Hi all,
I am testing out some different methods for assembling viral genomes from Illumina data and am having some surprising results from SPAdes. I have mapped the reads to a reference genome in Geneious for comparison and can see that my reads cover 99.1% of the 10 kb genome with an average depth of 11,258 (I sequenced very deeply and enriched the library for viral reads). So I assumed there should be more than enough data for SPAdes to output the entire genome.
However, when I run SPAdes (in paired end mode) two unusual things happen. First, it is not able to assemble the entire viral genome or even any substantial contigs of it. When I map the scaffolds back to the reference genome, I only have about 46% coverage. I can bring this up to 85% by using the "trusted contig" option but this is still well below the 99% I get from mapping all the reads directly. Does anyone have an idea why this might be the case or where I should start looking for the problem? I know SPAdes works for many people and the data I am inputting seems like it should be more than sufficient to get back a full genome.
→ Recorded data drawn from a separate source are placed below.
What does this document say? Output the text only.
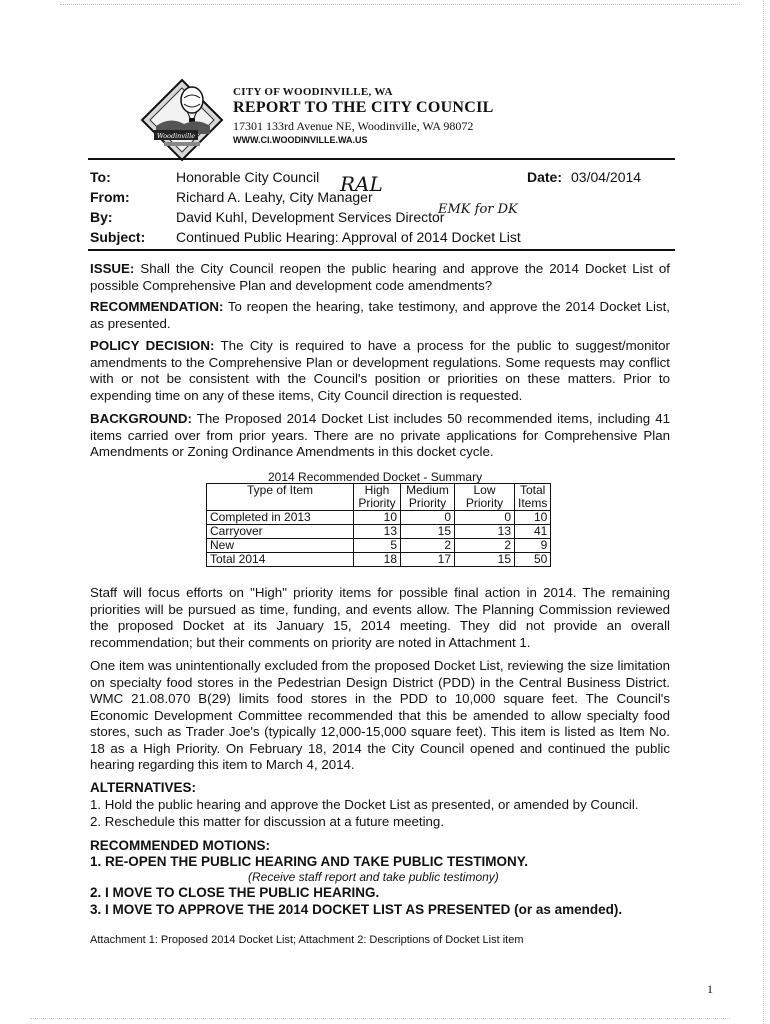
Woodinville
CITY OF WOODINVILLE, WA
REPORT TO THE CITY COUNCIL
17301 133rd Avenue NE, Woodinville, WA 98072
WWW.CI.WOODINVILLE.WA.US
To:	Honorable City Council	Date: 03/04/2014
From:	Richard A. Leahy, City Manager
By:	David Kuhl, Development Services Director
Subject:	Continued Public Hearing: Approval of 2014 Docket List
RAL
EMK for DK
ISSUE: Shall the City Council reopen the public hearing and approve the 2014 Docket List of possible Comprehensive Plan and development code amendments?
RECOMMENDATION: To reopen the hearing, take testimony, and approve the 2014 Docket List, as presented.
POLICY DECISION: The City is required to have a process for the public to suggest/monitor amendments to the Comprehensive Plan or development regulations. Some requests may conflict with or not be consistent with the Council's position or priorities on these matters. Prior to expending time on any of these items, City Council direction is requested.
BACKGROUND: The Proposed 2014 Docket List includes 50 recommended items, including 41 items carried over from prior years. There are no private applications for Comprehensive Plan Amendments or Zoning Ordinance Amendments in this docket cycle.
2014 Recommended Docket - Summary
Type of Item	High Priority	Medium Priority	Low Priority	Total Items
Completed in 2013	10	0	0	10
Carryover	13	15	13	41
New	5	2	2	9
Total 2014	18	17	15	50
Staff will focus efforts on "High" priority items for possible final action in 2014. The remaining priorities will be pursued as time, funding, and events allow. The Planning Commission reviewed the proposed Docket at its January 15, 2014 meeting. They did not provide an overall recommendation; but their comments on priority are noted in Attachment 1.
One item was unintentionally excluded from the proposed Docket List, reviewing the size limitation on specialty food stores in the Pedestrian Design District (PDD) in the Central Business District. WMC 21.08.070 B(29) limits food stores in the PDD to 10,000 square feet. The Council's Economic Development Committee recommended that this be amended to allow specialty food stores, such as Trader Joe's (typically 12,000-15,000 square feet). This item is listed as Item No. 18 as a High Priority. On February 18, 2014 the City Council opened and continued the public hearing regarding this item to March 4, 2014.
ALTERNATIVES:
1. Hold the public hearing and approve the Docket List as presented, or amended by Council.
2. Reschedule this matter for discussion at a future meeting.
RECOMMENDED MOTIONS:
1. RE-OPEN THE PUBLIC HEARING AND TAKE PUBLIC TESTIMONY.
(Receive staff report and take public testimony)
2. I MOVE TO CLOSE THE PUBLIC HEARING.
3. I MOVE TO APPROVE THE 2014 DOCKET LIST AS PRESENTED (or as amended).
Attachment 1: Proposed 2014 Docket List; Attachment 2: Descriptions of Docket List item
1
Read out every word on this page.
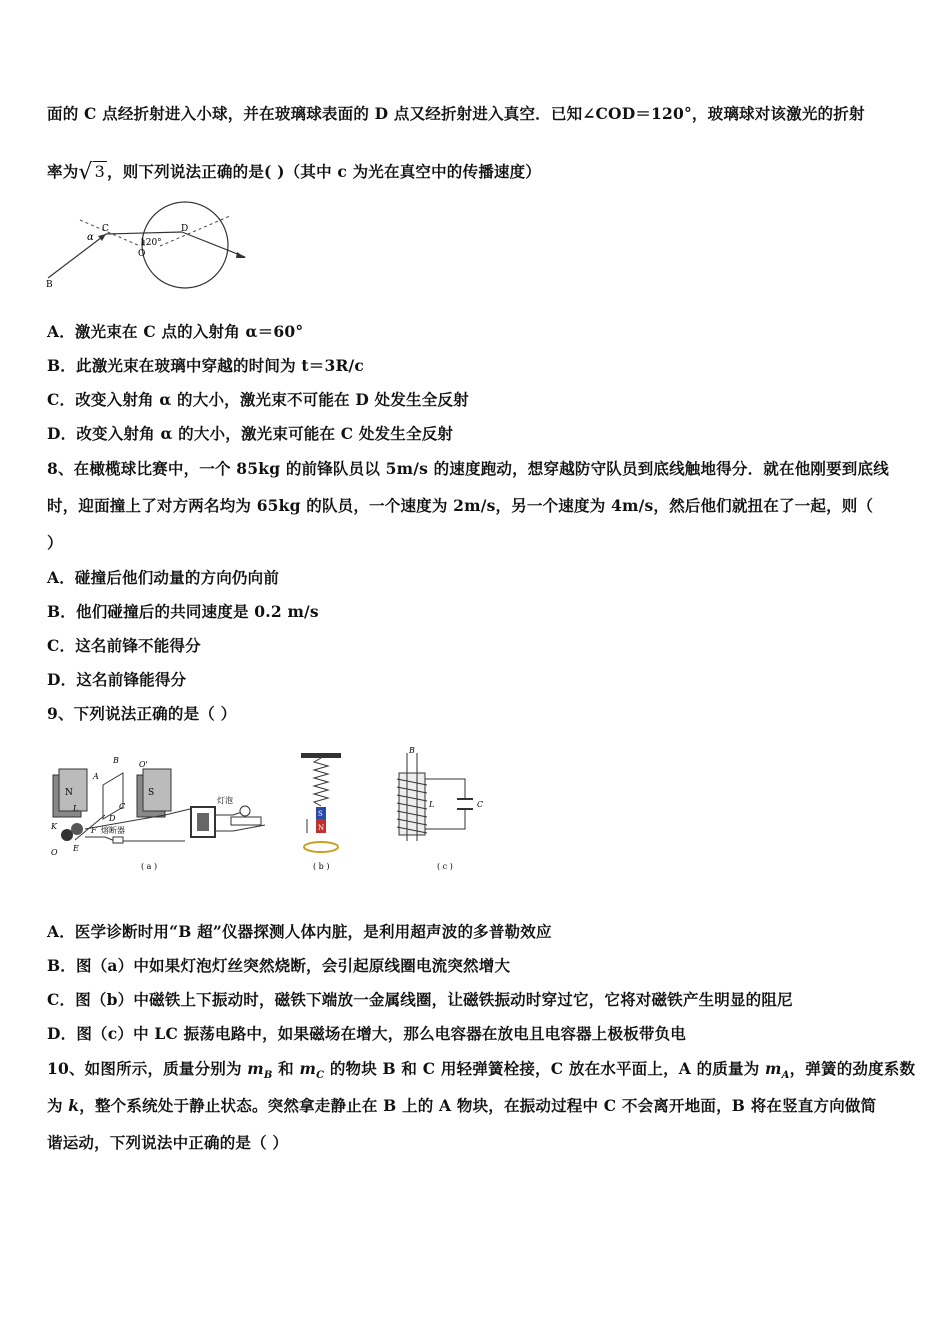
面的 C 点经折射进入小球，并在玻璃球表面的 D 点又经折射进入真空．已知∠COD＝120°，玻璃球对该激光的折射
率为√ 3 ，则下列说法正确的是( )（其中 c 为光在真空中的传播速度）
α
C	D
O
120°
B
A．激光束在 C 点的入射角 α＝60°
B．此激光束在玻璃中穿越的时间为 t＝3R/c
C．改变入射角 α 的大小，激光束不可能在 D 处发生全反射
D．改变入射角 α 的大小，激光束可能在 C 处发生全反射
8、在橄榄球比赛中，一个 85kg 的前锋队员以 5m/s 的速度跑动，想穿越防守队员到底线触地得分．就在他刚要到底线
时，迎面撞上了对方两名均为 65kg 的队员，一个速度为 2m/s，另一个速度为 4m/s，然后他们就扭在了一起，则（
）
A．碰撞后他们动量的方向仍向前
B．他们碰撞后的共同速度是 0.2 m/s
C．这名前锋不能得分
D．这名前锋能得分
9、下列说法正确的是（ ）
N	S
B
A
O'
C
L
D
K	F
E
O
熔断器
灯泡
( a )
S
N
( b )
B
L	C
( c )
A．医学诊断时用“B 超”仪器探测人体内脏，是利用超声波的多普勒效应
B．图（a）中如果灯泡灯丝突然烧断，会引起原线圈电流突然增大
C．图（b）中磁铁上下振动时，磁铁下端放一金属线圈，让磁铁振动时穿过它，它将对磁铁产生明显的阻尼
D．图（c）中 LC 振荡电路中，如果磁场在增大，那么电容器在放电且电容器上极板带负电
10、如图所示，质量分别为 $m_B$ 和 $m_C$ 的物块 B 和 C 用轻弹簧栓接，C 放在水平面上，A 的质量为 $m_A$，弹簧的劲度系数
为 k，整个系统处于静止状态。突然拿走静止在 B 上的 A 物块，在振动过程中 C 不会离开地面，B 将在竖直方向做简
谐运动，下列说法中正确的是（ ）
Second, when I map the scaffolds back to the reference I can see that many of them overlap with each other substantially. Can anyone explain why they wouldn't be joined into a larger contig/scaffold? And are there any options I can add in SPAdes to join them?
Would appreciate any direction anyone can suggest to figure out what is going wrong. Thanks in advance!
Not answering your question but you may want to give
tadpole.sh
from BBMap suite a try. It works well with viral genomes. Since you have way too much coverage consider normalizing your data usingbbnorm.sh
(see guide above).Thanks so much, I will definitely try the normalization!
Is this DNAseq or RNAseq?
Looks like DNAseq. Unless these are RNA virii.
RNASeq; viral RNA that was reverse transcribed and prepped with a Nextera kit
Reduce your coverage. De Bruijn graph assemblers can choke on very high coverage. You can sub sample your fast as randomly with several tools.
Thanks so much! I tried a few different amounts of reads and got it to work. For anyone else who encounters this problem, I tried 20,000, 500,000, and 1 million reads that had already undergone host-subtraction. For my particular data 500,000 produced the best assembly (for a 10 kb genome) and it was definitely deteriorating by 1 million.
What coverage was that equivalent to in the end?